KFIA
- Carmichael, California; United States;
- Broadcast area: Sacramento metropolitan area
- Frequency: 710 kHz
- Branding: 710 AM and 105.7 FM The Word

Programming
- Format: Christian radio
- Affiliations: SRN News

Ownership
- Owner: Salem Media Group; (New Inspiration Broadcasting Company, Inc.);
- Sister stations: KTKZ

History
- First air date: January 11, 1979
- Call sign meaning: Keeping Faith In America

Technical information
- Licensing authority: FCC
- Facility ID: 50300
- Class: B
- Power: 25,000 watts (day); 1,000 watts (night);
- Transmitter coordinates: 38°49′57.6″N 121°19′6.8″W﻿ / ﻿38.832667°N 121.318556°W
- Translator: 105.7 K289CT (Sacramento)

Links
- Public license information: Public file; LMS;
- Webcast: Listen live
- Website: thewordsacramento.com

= KFIA (AM) =

KFIA (710 AM) is a commercial radio station broadcasting a Christian radio format. Licensed to Carmichael, California, the station serves the Sacramento metropolitan area. The station is currently owned by New Inspiration Broadcasting Company, Inc. which is a part of Salem Media Group.
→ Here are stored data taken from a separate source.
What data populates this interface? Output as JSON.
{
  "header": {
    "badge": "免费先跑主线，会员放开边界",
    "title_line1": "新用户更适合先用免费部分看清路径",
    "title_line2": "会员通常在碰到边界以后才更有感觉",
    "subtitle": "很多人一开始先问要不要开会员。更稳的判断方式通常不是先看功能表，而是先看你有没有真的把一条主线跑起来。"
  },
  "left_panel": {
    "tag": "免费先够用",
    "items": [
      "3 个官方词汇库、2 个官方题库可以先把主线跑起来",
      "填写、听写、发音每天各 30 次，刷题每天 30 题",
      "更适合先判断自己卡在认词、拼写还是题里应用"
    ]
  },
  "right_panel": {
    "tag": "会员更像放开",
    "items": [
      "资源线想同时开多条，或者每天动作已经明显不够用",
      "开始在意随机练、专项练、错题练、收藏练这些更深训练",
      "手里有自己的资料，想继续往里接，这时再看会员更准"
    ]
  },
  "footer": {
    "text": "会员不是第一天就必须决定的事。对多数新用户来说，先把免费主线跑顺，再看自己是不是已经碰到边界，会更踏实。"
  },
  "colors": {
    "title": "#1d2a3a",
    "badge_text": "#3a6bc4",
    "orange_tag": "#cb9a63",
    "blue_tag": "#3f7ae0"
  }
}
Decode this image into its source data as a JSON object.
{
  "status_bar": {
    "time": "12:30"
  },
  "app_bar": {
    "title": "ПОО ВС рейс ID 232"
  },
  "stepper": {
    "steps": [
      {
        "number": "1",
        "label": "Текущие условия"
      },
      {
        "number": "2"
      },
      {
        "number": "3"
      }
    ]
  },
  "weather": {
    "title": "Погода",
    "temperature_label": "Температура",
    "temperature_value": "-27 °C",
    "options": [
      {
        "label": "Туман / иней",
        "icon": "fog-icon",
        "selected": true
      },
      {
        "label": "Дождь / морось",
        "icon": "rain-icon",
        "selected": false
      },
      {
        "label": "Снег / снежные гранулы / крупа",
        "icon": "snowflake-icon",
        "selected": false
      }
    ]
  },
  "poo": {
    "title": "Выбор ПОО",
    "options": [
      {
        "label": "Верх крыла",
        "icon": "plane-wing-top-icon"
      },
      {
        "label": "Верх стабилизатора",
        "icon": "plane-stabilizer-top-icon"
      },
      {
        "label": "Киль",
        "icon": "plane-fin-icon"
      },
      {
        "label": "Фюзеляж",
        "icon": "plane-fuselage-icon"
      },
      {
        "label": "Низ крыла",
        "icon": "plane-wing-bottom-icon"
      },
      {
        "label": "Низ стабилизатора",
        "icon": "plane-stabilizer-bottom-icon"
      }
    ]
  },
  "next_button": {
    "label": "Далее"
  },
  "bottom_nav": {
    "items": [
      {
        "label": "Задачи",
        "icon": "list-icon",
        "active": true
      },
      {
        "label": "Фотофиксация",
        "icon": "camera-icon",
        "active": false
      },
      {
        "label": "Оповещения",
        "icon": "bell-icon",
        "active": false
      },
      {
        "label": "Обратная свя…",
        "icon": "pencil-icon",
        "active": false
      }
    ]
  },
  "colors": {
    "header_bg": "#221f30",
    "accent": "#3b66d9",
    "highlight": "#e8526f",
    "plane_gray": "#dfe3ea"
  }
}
KFIA is powered at 25,000 watts by day. But because 710 AM is a clear channel frequency reserved for Class A stations KIRO Seattle and WOR New York City, KFIA must greatly reduce power at night to 1,000 watts. It uses a directional antenna at all times. The transmitter is off North Foothills Boulevard at Athens Avenue in Rocklin. KFIA programming is also heard on 250 watt FM translator K289CT 105.7 MHz in Sacramento. This is one of the coastal stations which sends the day beam away from the city so that Seattle and LA are protected.

==History==
On January 11, 1979, the station signed on the air. It was owned by Olympic Broadcasters and was powered at only 250 watts. KFIA has maintained the same call sign and religious format for its entire time on the air.

New Inspiration Broadcasting, a subsidiary of the Salem Media Group, acquired the station in 1995.